Observasi merupakan salah satu teknik penting, mendasar, dan paling banyak dilakukan dalam penelitian etnografi, baik kualitatif maupun kuantitatif. Dalam teknik observasi atau pengamatan ini, observer (pengamat) dan orang yang diamati dapat berfungsi sebagai pemberi informasi (informan).
Jika dikaitkan dengan fungsi manusia sebagai alat, maka panca indera manusia (penglihatan, pendengaran, penciuman, perasaan lidah, dan perasaan tubuh) dapat digunakan sebagai sarana untuk observasi. Seorang peneliti apabila hendak berangkat menuju lapangan untuk melakukan pengamatan hendaknya berada dalam kondisi netral, kosong, seolah-olah tanpa dibebani teori-teori tertentu. Dalam pengumpulan data diusahakan agar penelitian didasarkan atas kemampuan data itu sendiri. Observasi partisipasi pada gilirannya menampilkan data dalam bentuk masalah-masalah dibalik perilaku yang disadari dan terjadi secara kebetulan. Teknik observasi ini juga menggunakan sudut pandang menyeluruh (holistik) mengenai kehidupan sosial budaya tertentu. Teknik tersebut melibatkan seluruh panca indera untuk mengetahui apa yang dirasakan oleh observer (pengamat).
Ditinjau dari sisi observer, observasi ini terbagi menjadi dua yaitu a) observasi terbuka dan b) observasi tertutup. Observasi terbuka artinya observer dengan objek penelitian itu saling mengenal, sedangkan observasi tertutup observer berada di luar pengetahuan objek yang diamati. Observasi atau pengamatan terbagi menjadi tiga macam, yaitu pertama, observasi bebas, observer maupun objek yang diamati berada pada kondisi bebas tanpa aturan sama sekali. Kedua, observasi terkendali artinya objek ditempatkan pada lokasi tertentu. Kemudian yang ketiga, observasi terlibat/partisipasi artinya peneliti ikut serta dalam kegiatan objek yang diamati (Ratna, 2010:219).
Observasi melibatkan tiga objek sekaligus, yaitu a) lokasi tempat penelitian berlangsung, b) para pelaku dengan peran-peran tertentu, c) aktivitas para pelaku yang dijadikan sebagai objek penelitian. Walaupun teknik observasi ini dianggap sebagai teknik yang sering dianjurkan penggunaannya, bukan berarti teknik ini tidak memiliki kelemahan. Justru karena kehadiran manusia sebagai alat dalam teknik observasi yang menimbulkan kelemahan yang tak terhindarkan. Adapun kelemahan-kelemahannya adalah:
- Berbeda dengan sarana dalam bentuk teknologis jelas kemampuan manusia terbatas, baik dalam kekuatan untuk mengingat dan mencatat maupun mengolahnya. Cara seperti ini biasanya memakan banyak waktu dan bahkan biaya.

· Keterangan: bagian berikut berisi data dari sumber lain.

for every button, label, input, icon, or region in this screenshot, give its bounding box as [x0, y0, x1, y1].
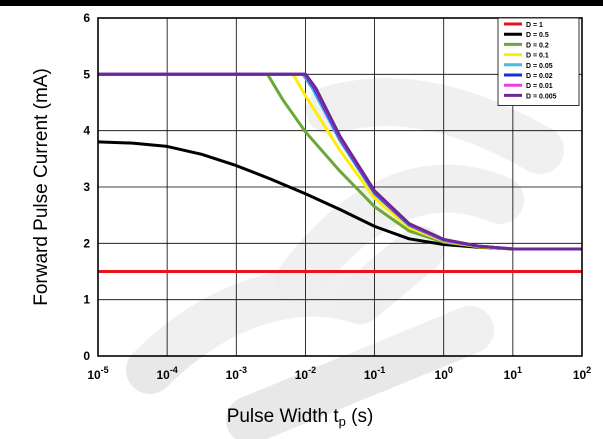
- y-tick-label: 2: [83, 236, 90, 250]
- watermark-stroke: [336, 226, 444, 324]
- watermark-stroke: [126, 268, 384, 394]
- watermark-stroke: [226, 306, 494, 439]
- x-tick-label: 101: [504, 365, 522, 382]
- x-tick-label: 10-3: [226, 365, 247, 382]
- x-tick-label: 10-1: [364, 365, 385, 382]
- x-tick-label: 102: [573, 365, 591, 382]
- legend-label: D = 0.5: [526, 32, 549, 39]
- legend-box: [497, 17, 580, 106]
- x-axis-title: Pulse Width tp (s): [227, 406, 374, 429]
- y-axis-title: Forward Pulse Current (mA): [31, 68, 52, 306]
- watermark-stroke: [306, 78, 564, 174]
- top-header-bar: [0, 0, 603, 6]
- legend-label: D = 0.01: [526, 83, 553, 90]
- legend-label: D = 0.2: [526, 42, 549, 49]
- watermark-stroke: [276, 164, 524, 304]
- legend-label: D = 0.05: [526, 63, 553, 70]
- legend: D = 1 D = 0.5 D = 0.2 D = 0.1 D = 0.05 D = 0.…: [497, 17, 580, 106]
- watermark: [126, 78, 564, 439]
- legend-label: D = 0.1: [526, 53, 549, 60]
- x-tick-label: 10-5: [87, 365, 108, 382]
- legend-label: D = 0.005: [526, 93, 557, 100]
- legend-label: D = 0.02: [526, 73, 553, 80]
- plot-frame: [97, 17, 583, 357]
- y-tick-label: 1: [83, 293, 90, 307]
- y-tick-label: 0: [83, 349, 90, 363]
- y-tick-label: 3: [83, 180, 90, 194]
- x-tick-label: 10-2: [295, 365, 316, 382]
- series-group: [97, 72, 582, 273]
- x-tick-label: 100: [435, 365, 453, 382]
- series-line-d0p005: [98, 72, 582, 251]
- y-tick-label: 4: [83, 124, 90, 138]
- y-tick-label: 5: [83, 67, 90, 81]
- legend-label: D = 1: [526, 22, 543, 29]
- y-tick-label: 6: [83, 11, 90, 25]
- x-tick-label: 10-4: [156, 365, 177, 382]
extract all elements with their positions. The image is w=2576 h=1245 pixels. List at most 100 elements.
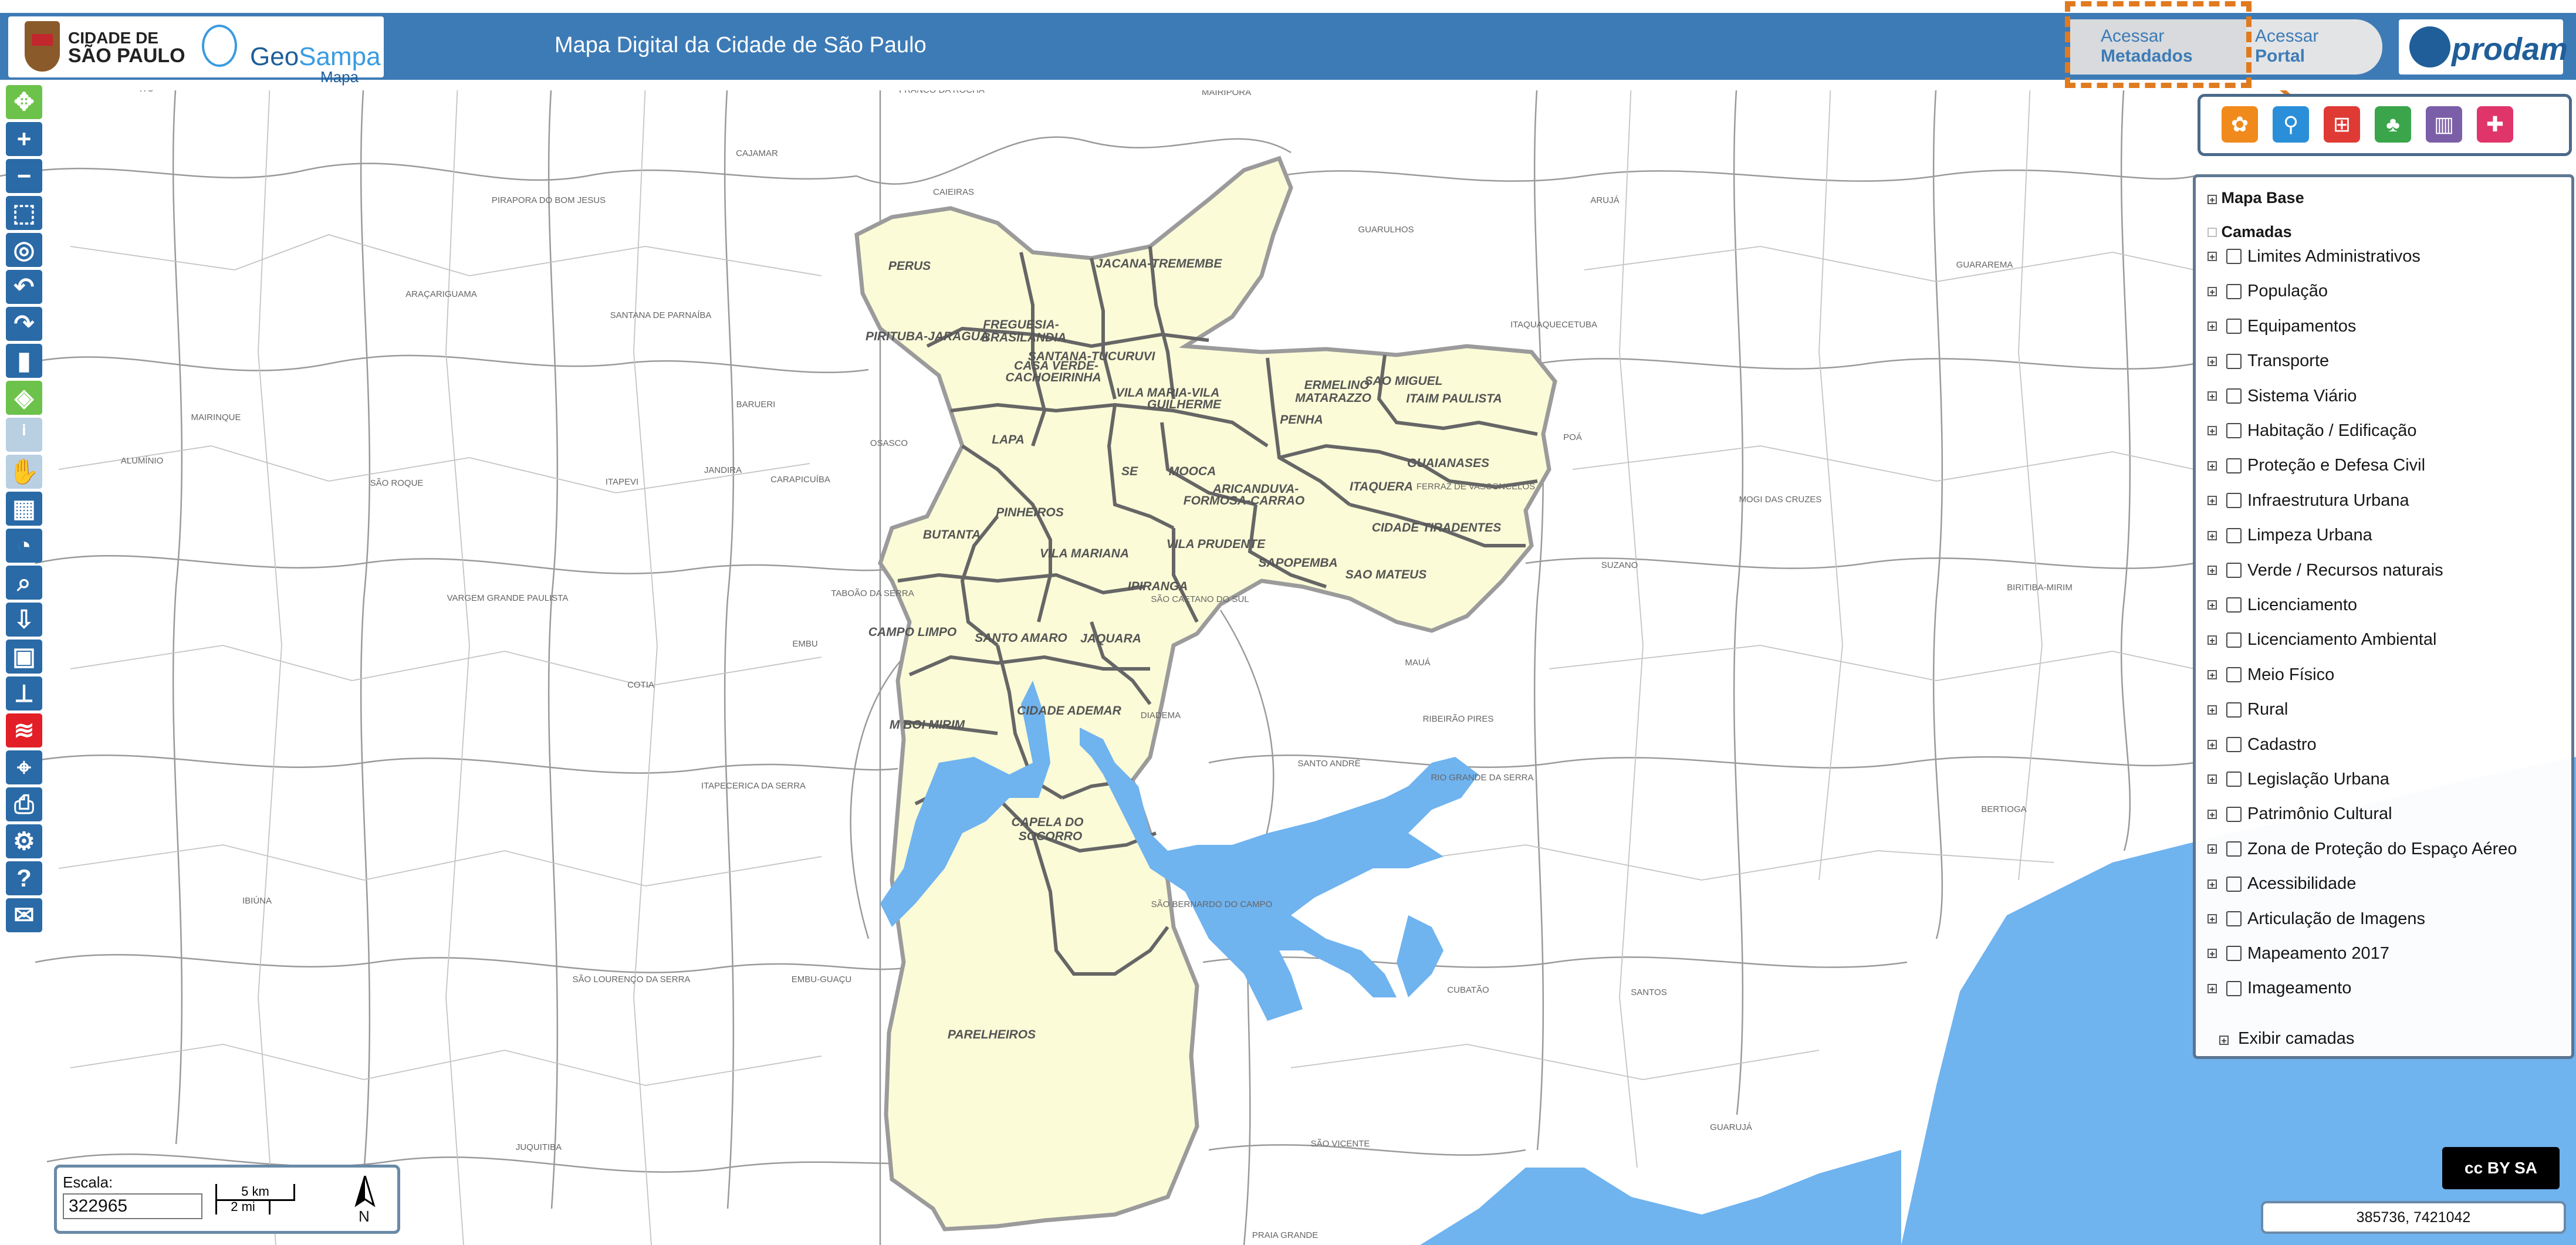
layer-checkbox[interactable] [2226,527,2242,543]
expand-icon[interactable]: + [2207,426,2217,437]
acessar-metadados-button[interactable]: Acessar Metadados [2070,19,2246,75]
layer-item[interactable]: + População [2207,281,2328,305]
layer-item[interactable]: + Cadastro [2207,735,2317,758]
layer-checkbox[interactable] [2226,772,2242,787]
settings-tool-button[interactable]: ⚙ [6,824,42,858]
prodam-logo[interactable]: prodam [2399,19,2568,75]
ambiental-button[interactable]: ♣ [2375,106,2411,143]
layer-item[interactable]: + Limpeza Urbana [2207,525,2372,549]
save-tool-button[interactable]: ▣ [6,640,42,674]
layer-checkbox[interactable] [2226,562,2242,578]
layer-item[interactable]: + Verde / Recursos naturais [2207,560,2443,584]
layer-checkbox[interactable] [2226,736,2242,752]
expand-icon[interactable]: + [2207,530,2217,541]
layer-item[interactable]: + Licenciamento Ambiental [2207,630,2436,653]
layer-checkbox[interactable] [2226,841,2242,857]
transporte-button[interactable]: ⊞ [2324,106,2360,143]
expand-icon[interactable]: + [2207,983,2217,994]
help-tool-button[interactable]: ? [6,861,42,895]
expand-icon[interactable]: + [2207,879,2217,889]
layer-item[interactable]: + Rural [2207,699,2288,723]
expand-icon[interactable]: + [2207,461,2217,471]
estatistica-button[interactable]: ▥ [2426,106,2462,143]
layer-checkbox[interactable] [2226,249,2242,265]
search-tool-button[interactable]: ⌕ [6,566,42,600]
pan-tool-button[interactable]: ✥ [6,85,42,119]
expand-icon[interactable]: + [2207,774,2217,785]
expand-icon[interactable]: + [2207,635,2217,645]
layer-checkbox[interactable] [2226,632,2242,648]
table-tool-button[interactable]: ▦ [6,492,42,526]
layer-item[interactable]: + Imageamento [2207,978,2351,1002]
layer-checkbox[interactable] [2226,980,2242,996]
layer-item[interactable]: + Transporte [2207,351,2329,374]
layer-checkbox[interactable] [2226,458,2242,473]
expand-icon[interactable]: + [2207,949,2217,959]
download-tool-button[interactable]: ⇩ [6,603,42,637]
creative-commons-icon[interactable]: cc BY SA [2442,1147,2560,1189]
layer-checkbox[interactable] [2226,702,2242,718]
expand-icon[interactable]: + [2207,914,2217,924]
logo-box[interactable]: CIDADE DE SÃO PAULO GeoSampa Mapa [8,16,384,86]
layer-checkbox[interactable] [2226,388,2242,404]
crosshair-tool-button[interactable]: ⌖ [6,750,42,784]
layer-item[interactable]: + Mapeamento 2017 [2207,943,2389,967]
expand-icon[interactable]: + [2207,670,2217,681]
undo-tool-button[interactable]: ↶ [6,270,42,304]
hand-tool-button[interactable]: ✋ [6,455,42,489]
layer-checkbox[interactable] [2226,423,2242,439]
zoom-in-tool-button[interactable]: + [6,122,42,156]
layer-item[interactable]: + Patrimônio Cultural [2207,804,2392,827]
layer-item[interactable]: + Infraestrutura Urbana [2207,490,2409,514]
expand-icon[interactable]: + [2207,252,2217,262]
layer-checkbox[interactable] [2226,806,2242,822]
expand-icon[interactable]: + [2207,391,2217,401]
zoom-out-tool-button[interactable]: − [6,159,42,193]
layer-item[interactable]: + Equipamentos [2207,316,2356,340]
layer-item[interactable]: + Meio Físico [2207,665,2334,688]
heat-tool-button[interactable]: ≋ [6,713,42,747]
layer-item[interactable]: + Zona de Proteção do Espaço Aéreo [2207,839,2517,862]
mapa-base-toggle[interactable]: + Mapa Base [2207,189,2304,207]
layer-item[interactable]: + Limites Administrativos [2207,246,2421,270]
expand-icon[interactable]: + [2207,356,2217,367]
redo-tool-button[interactable]: ↷ [6,307,42,341]
layer-checkbox[interactable] [2226,597,2242,613]
layer-checkbox[interactable] [2226,319,2242,334]
expand-icon[interactable]: + [2207,705,2217,715]
layer-item[interactable]: + Proteção e Defesa Civil [2207,455,2425,479]
layer-checkbox[interactable] [2226,946,2242,962]
chart-tool-button[interactable]: ◔ [6,529,42,563]
layers-tool-button[interactable]: ◈ [6,381,42,415]
expand-icon[interactable]: + [2207,322,2217,332]
print-tool-button[interactable]: ⎙ [6,787,42,821]
expand-icon[interactable]: + [2207,600,2217,611]
scale-input[interactable] [63,1193,202,1219]
layer-checkbox[interactable] [2226,667,2242,683]
bookmark-tool-button[interactable]: ▮ [6,344,42,378]
mapa-saude-button[interactable]: ✚ [2477,106,2513,143]
layer-checkbox[interactable] [2226,911,2242,926]
layer-item[interactable]: + Habitação / Edificação [2207,421,2417,444]
expand-icon[interactable]: + [2207,809,2217,820]
expand-icon[interactable]: + [2207,844,2217,855]
acessar-portal-button[interactable]: Acessar Portal [2244,19,2382,75]
info-tool-button[interactable]: ⁱ [6,418,42,452]
cultura-button[interactable]: ✿ [2222,106,2258,143]
globe-tool-button[interactable]: ◎ [6,233,42,267]
bike-button[interactable]: ⚲ [2273,106,2309,143]
layer-checkbox[interactable] [2226,493,2242,509]
expand-icon[interactable]: + [2207,496,2217,506]
layer-checkbox[interactable] [2226,353,2242,369]
mail-tool-button[interactable]: ✉ [6,898,42,932]
layer-checkbox[interactable] [2226,283,2242,299]
expand-icon[interactable]: + [2207,565,2217,576]
layer-item[interactable]: + Sistema Viário [2207,386,2357,410]
measure-tool-button[interactable]: ⟂ [6,676,42,711]
expand-icon[interactable]: + [2207,739,2217,750]
layer-item[interactable]: + Licenciamento [2207,595,2357,618]
layer-item[interactable]: + Articulação de Imagens [2207,909,2425,932]
expand-icon[interactable]: + [2207,286,2217,297]
layer-item[interactable]: + Legislação Urbana [2207,769,2389,793]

- Manusia sebagai alat sering tidak sistematis, terlalu subjektif, sehingga mengurangi kualitas objektivitasnya.
- Berapa lama pun seorang peneliti berada di lapangan tidak mungkin dapat menyaksikan peristiwa kebudayaan secara lengkap. Artinya, masih banyak aspek-aspek lain yang berharga yang belum diperoleh (Ratna, 2010: 221).
Apabila berbicara tentang pengamatan dengan keterlibatan langsung, etnografer harus melihat secara cermat keterlibatan ‘langsung’ yang ‘sedang’ dialami oleh calon informan. Etnografer tidak boleh mengamsusikan bahwa informan itu telah “terenkulturasi” penuh akibat suasana budaya yang ‘telah’ dialami, sedangkan ‘kini’ informan mengalami suasana yang berbeda. Inilah pentingnya keterlibatan langsung peneliti. Misalnya, apabila seorang peneliti menanyakan informasi pekerjaan kepada informan sebagai pengantar susu, tetapi informan sudah tidak lagi menjadi pengantar susu, sejak tiga tahun yang lalu. Informan akan sulit mengungkapkannya karena informan telah meninggalkan suasana itu dan hanya dapat mengingat garis besar yang umum serta dengan batasan dan frasa yang berbeda. Meninggalkan suasana budaya juga melibatkan perubahan besar dalam perspektif informan.
Sumber:
Ratna, Nyoman Kutha. 2010. Metodologi Penelitian Kajian Budaya dan Ilmu-Ilmu Sosial Humaniora Pada Umumnya. Yogyakarta: Pustaka Pelajar.
Spradley, James. P. 2006. Metode Etnografi. Yogyakarta: Tiara Wacana.